Llegué a Las Animas, entonces, y esperé. No tuve que aguardar demasiado, no tuve que volverme para escuchar a mis espaldas el ruido de los rodines del carrito de la funeraria que portaba un féretro. La nave central que se llenaba de susurros. El ataúd sellado. El sacerdote extendiendo los brazos. El tiempo que se detenía. Todo correspondía al dispositivo ritual que nadie había escrito pero que se seguía puntualmente. La ceremonia lineal, interrumpida, a veces, por aislados lloriqueos. No volví a ver, pero vi, a pesar de eso, los rostros compungidos, los ojos vaciados, los cuerpos exhaustos por la tensión, por el dolor.
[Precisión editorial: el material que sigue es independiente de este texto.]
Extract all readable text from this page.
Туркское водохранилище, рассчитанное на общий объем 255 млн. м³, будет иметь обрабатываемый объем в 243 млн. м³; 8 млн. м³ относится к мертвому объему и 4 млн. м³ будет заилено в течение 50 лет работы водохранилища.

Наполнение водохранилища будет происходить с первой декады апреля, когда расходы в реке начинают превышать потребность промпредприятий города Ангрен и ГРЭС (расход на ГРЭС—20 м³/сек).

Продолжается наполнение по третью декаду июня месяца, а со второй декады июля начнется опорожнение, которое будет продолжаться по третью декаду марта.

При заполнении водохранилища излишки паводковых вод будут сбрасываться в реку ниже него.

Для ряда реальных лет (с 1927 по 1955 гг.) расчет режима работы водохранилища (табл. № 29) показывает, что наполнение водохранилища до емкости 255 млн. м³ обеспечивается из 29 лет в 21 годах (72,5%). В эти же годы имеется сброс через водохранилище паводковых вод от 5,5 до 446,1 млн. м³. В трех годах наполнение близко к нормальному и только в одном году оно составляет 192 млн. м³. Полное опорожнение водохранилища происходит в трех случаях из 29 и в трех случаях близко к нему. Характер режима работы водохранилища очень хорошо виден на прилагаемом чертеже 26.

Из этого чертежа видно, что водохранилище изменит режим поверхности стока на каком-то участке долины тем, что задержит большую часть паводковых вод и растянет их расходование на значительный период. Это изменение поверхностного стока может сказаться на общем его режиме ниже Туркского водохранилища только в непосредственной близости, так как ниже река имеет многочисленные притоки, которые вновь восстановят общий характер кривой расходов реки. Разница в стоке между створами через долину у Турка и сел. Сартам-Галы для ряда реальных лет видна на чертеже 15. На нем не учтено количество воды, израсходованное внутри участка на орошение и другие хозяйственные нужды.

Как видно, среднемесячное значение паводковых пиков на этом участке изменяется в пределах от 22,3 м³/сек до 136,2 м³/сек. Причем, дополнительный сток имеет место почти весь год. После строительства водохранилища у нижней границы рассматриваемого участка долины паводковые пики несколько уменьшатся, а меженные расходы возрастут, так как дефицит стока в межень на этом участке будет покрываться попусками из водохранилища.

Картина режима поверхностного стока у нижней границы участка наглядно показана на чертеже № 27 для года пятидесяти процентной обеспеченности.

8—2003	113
Había asistido a suficientes entierros en mi vida como para saber que todos son iguales, incluso el muerto. Sí, incluso el muerto. Hay un solo muerto en el mundo y uno lo tiene. Es siempre el mismo muerto que se muere. La diferencia fundamental es uno mismo. He ido a suficientes entierros en mi vida como para saber que todos terminan igual y como para desear una de dos cosas: irme, salir corriendo, actuar como si nada hubiera ocurrido; o que, mientras el cura está verificando una vez más su penoso papel, aparezca en el umbral de la puerta de la iglesia el maldito muerto. Claro, pero no muerto, sino vivo. No habrá asombros ni gritos en la concurrencia, simplemente vendrá a decir: ese, ese de la cajita, ese que ustedes están despidiendo con tanta emoción, ese no soy yo. Y luego se largue definitivamente al otro mundo.

Como todos salí de la iglesia después del cortejo. No volví a ver, a mis espaldas, pero supe que los deudos se abrazaban unos a otros: la pena se comparte, se divide, se reparte, pero en realidad uno está solo en mitad de la tierra doliéndose solo, llagándose solo, muriéndose solo. Una irregular fila vestida de luto fue siguiendo la carroza fúnebre cubierta de flores hasta rodear el cementerio y hallar un camino por donde ingresar directamente al patio de tumbas. Yo seguí detrás, a una ingrata distancia, demasiada distancia, y supe entonces que seguía siendo invisible. Me dio tristeza saberme inmune, aislado, distanciado de aquella ceremonia terrible. Había pasado demasiado tiempo y mis sentimientos eran confusos.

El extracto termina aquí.